1.In a 2001 review of Midas Dekkers’ Dearest Pet: On Bestiality, Singer argues that sexual activities between humans and animals that result in harm to the animal should remain illegal, but that “sex with animals does not always involve cruelty” and that “mutually satisfying activities” of a sexual nature may sometimes occur between humans and animals,
2.Singer’s article “Heavy Petting,” in which he argues that zoosexual activity need not be abusive, and that relationships could form which were mutually enjoyed,
3.Singer states that arguments for or against abortion should be based on utilitarian calculation which weighs the preferences of a woman against the preferences of the fetus. In his view a preference is anything sought to be obtained or avoided; all forms of benefit or harm caused to a being correspond directly with the satisfaction or frustration of one or more of its preferences. Since a capacity to experience the sensations of suffering or satisfaction is a prerequisite to having any preferences at all, and a fetus, at least up to around eighteen weeks, says Singer, has no capacity to suffer or feel satisfaction, it is not possible for such a fetus to hold any preferences at all. In a utilitarian calculation, there is nothing to weigh against a woman’s preferences to have an abortion; therefore, abortion is morally permissible.
Similar to his argument for abortion, Singer argues that newborns lack the essential characteristics of personhood—”rationality, autonomy, and self-consciousness”—and therefore “killing a newborn baby is never equivalent to killing a person, that is, a being who wants to go on living.”
So “utilitarian calculation which weighs the preferences” becomes the rational foundation for my ethic? Hmm, seems to me then that I’m going to be able to make a constructive case for charming social engineering projects like eugenics or genocide.
Yeah I’m convinced, Nietzsche would have loved this guy.
Considering why mutually satisfying sexual intercourse with animals should be permissable? No thanks, Tyler I have less than zero interest in taking the time to understand how Mr. Singer arrived at that position. I leave it to others to determine it’s nuance.
As for Singer’s notion of “utilitarian calculation” and his sexual observations regarding animals these are his words not mine. If you wish to chastise me for cut and paste quotes, so be it. But by that argument, what entitles you to direct our attentions to Mr. Singers work in the first place?

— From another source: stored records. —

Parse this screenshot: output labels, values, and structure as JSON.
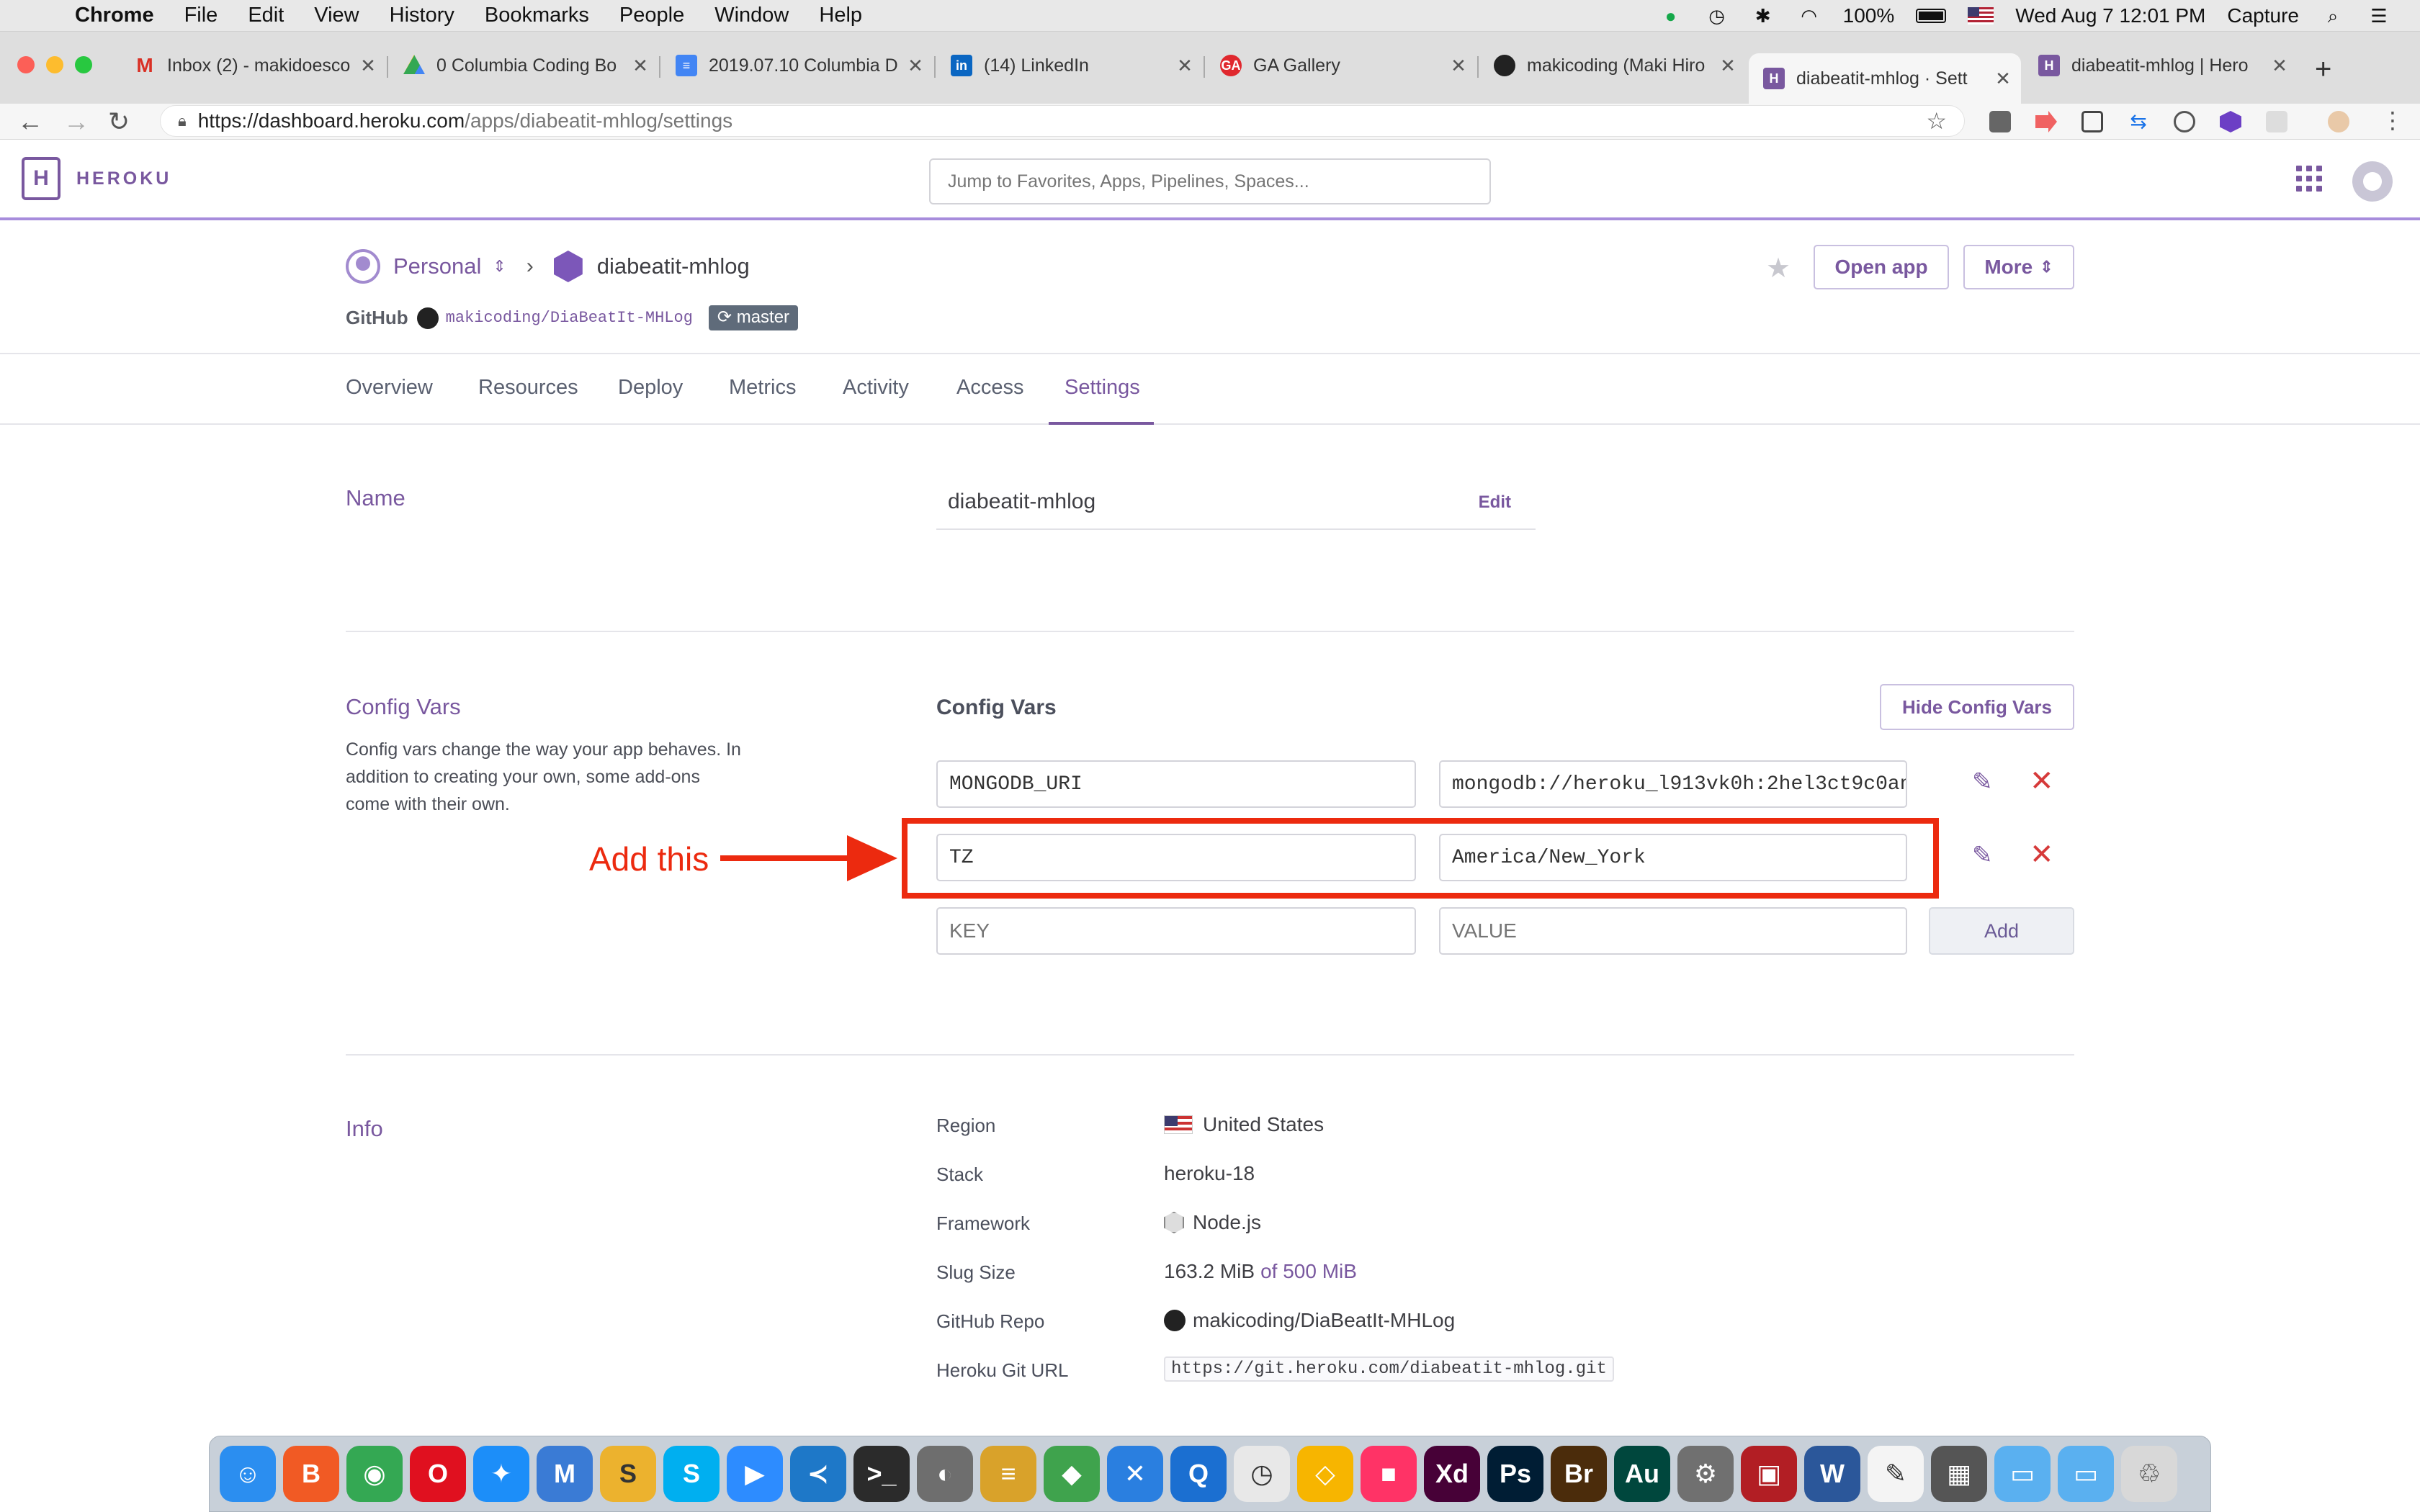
{
  "menubar": {
    "app": "Chrome",
    "items": [
      "File",
      "Edit",
      "View",
      "History",
      "Bookmarks",
      "People",
      "Window",
      "Help"
    ],
    "battery": "100%",
    "datetime": "Wed Aug 7  12:01 PM",
    "capture": "Capture"
  },
  "tabs": [
    {
      "title": "Inbox (2) - makidoesco",
      "icon": "gmail-icon",
      "color": "#d93025"
    },
    {
      "title": "0 Columbia Coding Bo",
      "icon": "google-drive-icon",
      "color": "#1a73e8"
    },
    {
      "title": "2019.07.10 Columbia D",
      "icon": "google-docs-icon",
      "color": "#4285f4"
    },
    {
      "title": "(14) LinkedIn",
      "icon": "linkedin-icon",
      "color": "#0a66c2"
    },
    {
      "title": "GA Gallery",
      "icon": "ga-icon",
      "color": "#e0282e"
    },
    {
      "title": "makicoding (Maki Hiro",
      "icon": "github-icon",
      "color": "#222222"
    },
    {
      "title": "diabeatit-mhlog · Sett",
      "icon": "heroku-icon",
      "color": "#79589f"
    },
    {
      "title": "diabeatit-mhlog | Hero",
      "icon": "heroku-icon",
      "color": "#79589f"
    }
  ],
  "address": {
    "host": "https://dashboard.heroku.com",
    "path": "/apps/diabeatit-mhlog/settings"
  },
  "heroku": {
    "wordmark": "HEROKU",
    "search_placeholder": "Jump to Favorites, Apps, Pipelines, Spaces..."
  },
  "app": {
    "owner": "Personal",
    "name": "diabeatit-mhlog",
    "github_label": "GitHub",
    "repo": "makicoding/DiaBeatIt-MHLog",
    "branch": "master",
    "open_app": "Open app",
    "more": "More"
  },
  "nav": [
    "Overview",
    "Resources",
    "Deploy",
    "Metrics",
    "Activity",
    "Access",
    "Settings"
  ],
  "name_section": {
    "title": "Name",
    "value": "diabeatit-mhlog",
    "edit": "Edit"
  },
  "config": {
    "title": "Config Vars",
    "description": "Config vars change the way your app behaves. In addition to creating your own, some add-ons come with their own.",
    "heading": "Config Vars",
    "hide_button": "Hide Config Vars",
    "vars": [
      {
        "key": "MONGODB_URI",
        "value": "mongodb://heroku_l913vk0h:2hel3ct9c0an"
      },
      {
        "key": "TZ",
        "value": "America/New_York"
      }
    ],
    "key_placeholder": "KEY",
    "value_placeholder": "VALUE",
    "add_button": "Add"
  },
  "annotation": {
    "text": "Add this",
    "color": "#ec2a0f"
  },
  "info": {
    "title": "Info",
    "rows": [
      {
        "label": "Region",
        "value": "United States"
      },
      {
        "label": "Stack",
        "value": "heroku-18"
      },
      {
        "label": "Framework",
        "value": "Node.js"
      },
      {
        "label": "Slug Size",
        "value": "163.2 MiB",
        "extra": "of 500 MiB"
      },
      {
        "label": "GitHub Repo",
        "value": "makicoding/DiaBeatIt-MHLog"
      },
      {
        "label": "Heroku Git URL",
        "value": "https://git.heroku.com/diabeatit-mhlog.git"
      }
    ]
  },
  "dock": [
    {
      "name": "finder-icon",
      "color": "#2b8ef0",
      "glyph": "☺"
    },
    {
      "name": "brave-icon",
      "color": "#f15a24",
      "glyph": "B"
    },
    {
      "name": "chrome-icon",
      "color": "#34a853",
      "glyph": "◉"
    },
    {
      "name": "opera-icon",
      "color": "#e0101f",
      "glyph": "O"
    },
    {
      "name": "safari-icon",
      "color": "#1c8ef9",
      "glyph": "✦"
    },
    {
      "name": "markdown-icon",
      "color": "#3a7bd5",
      "glyph": "M"
    },
    {
      "name": "slack-icon",
      "color": "#ecb22e",
      "glyph": "S"
    },
    {
      "name": "skype-icon",
      "color": "#00aff0",
      "glyph": "S"
    },
    {
      "name": "zoom-icon",
      "color": "#2d8cff",
      "glyph": "▶"
    },
    {
      "name": "vscode-icon",
      "color": "#1e78c8",
      "glyph": "≺"
    },
    {
      "name": "terminal-icon",
      "color": "#2b2b2b",
      "glyph": ">_"
    },
    {
      "name": "tableplus-icon",
      "color": "#6e6e6e",
      "glyph": "◐"
    },
    {
      "name": "sequel-icon",
      "color": "#d9a22a",
      "glyph": "≡"
    },
    {
      "name": "robo3t-icon",
      "color": "#3fa34d",
      "glyph": "◆"
    },
    {
      "name": "xcode-icon",
      "color": "#2a7fe0",
      "glyph": "✕"
    },
    {
      "name": "quicktime-icon",
      "color": "#1b6fd1",
      "glyph": "Q"
    },
    {
      "name": "clock-icon",
      "color": "#e8e8e8",
      "glyph": "◷"
    },
    {
      "name": "sketch-icon",
      "color": "#f7b500",
      "glyph": "◇"
    },
    {
      "name": "invision-icon",
      "color": "#ff3366",
      "glyph": "■"
    },
    {
      "name": "xd-icon",
      "color": "#470137",
      "glyph": "Xd"
    },
    {
      "name": "photoshop-icon",
      "color": "#001d34",
      "glyph": "Ps"
    },
    {
      "name": "bridge-icon",
      "color": "#4b2c0b",
      "glyph": "Br"
    },
    {
      "name": "audition-icon",
      "color": "#00473d",
      "glyph": "Au"
    },
    {
      "name": "settings-icon",
      "color": "#707070",
      "glyph": "⚙"
    },
    {
      "name": "photobooth-icon",
      "color": "#b21e24",
      "glyph": "▣"
    },
    {
      "name": "word-icon",
      "color": "#2b579a",
      "glyph": "W"
    },
    {
      "name": "textedit-icon",
      "color": "#f4f4f4",
      "glyph": "✎"
    },
    {
      "name": "calculator-icon",
      "color": "#555555",
      "glyph": "▦"
    },
    {
      "name": "folder-icon",
      "color": "#5ab0f0",
      "glyph": "▭"
    },
    {
      "name": "downloads-icon",
      "color": "#5ab0f0",
      "glyph": "▭"
    },
    {
      "name": "trash-icon",
      "color": "#d8d8d8",
      "glyph": "♲"
    }
  ]
}
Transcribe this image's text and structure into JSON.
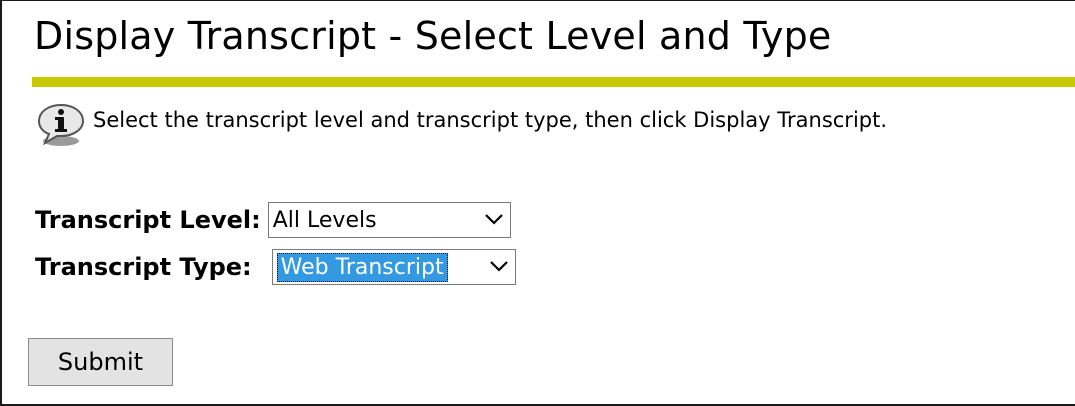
{
  "page": {
    "title": "Display Transcript - Select Level and Type",
    "accent_color": "#c8c800"
  },
  "info": {
    "icon": "info-speech-bubble-icon",
    "text": "Select the transcript level and transcript type, then click Display Transcript."
  },
  "form": {
    "level": {
      "label": "Transcript Level:",
      "selected": "All Levels"
    },
    "type": {
      "label": "Transcript Type:",
      "selected": "Web Transcript",
      "highlight_color": "#3399e0"
    },
    "submit_label": "Submit"
  }
}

Hi Tyler, I apologise if I have offended you regarding my easy dismissal of Mr. Singer. Perhaps I would have done better to say that as I understand his premise, the foundation on which the details of his ethics rest, he does not affirm that it is always wrong to take an innocent life. Point of fact, please correct me if I’m wrong, he rejects the premise. This is an anathema to Catholic moral teaching that clearly states it is always a grave sin. Utilitarianism can never be a consideration as to who lives or who dies. In fact as I understand the Catholic position, “who lives?” can only be answered, “everyone we can keep alive”. “Who dies? can only be answered ” those we tried to save but couldn’t”.
If the premise on which a value is asserted proves false I think it prudent to ignore pursuing the details of the valuation. I don’t mean to be anti-intellectual or dismissive.
This would have been better place to start than what I still consider to be a bizarre ethic involving human and animal sexual relationships.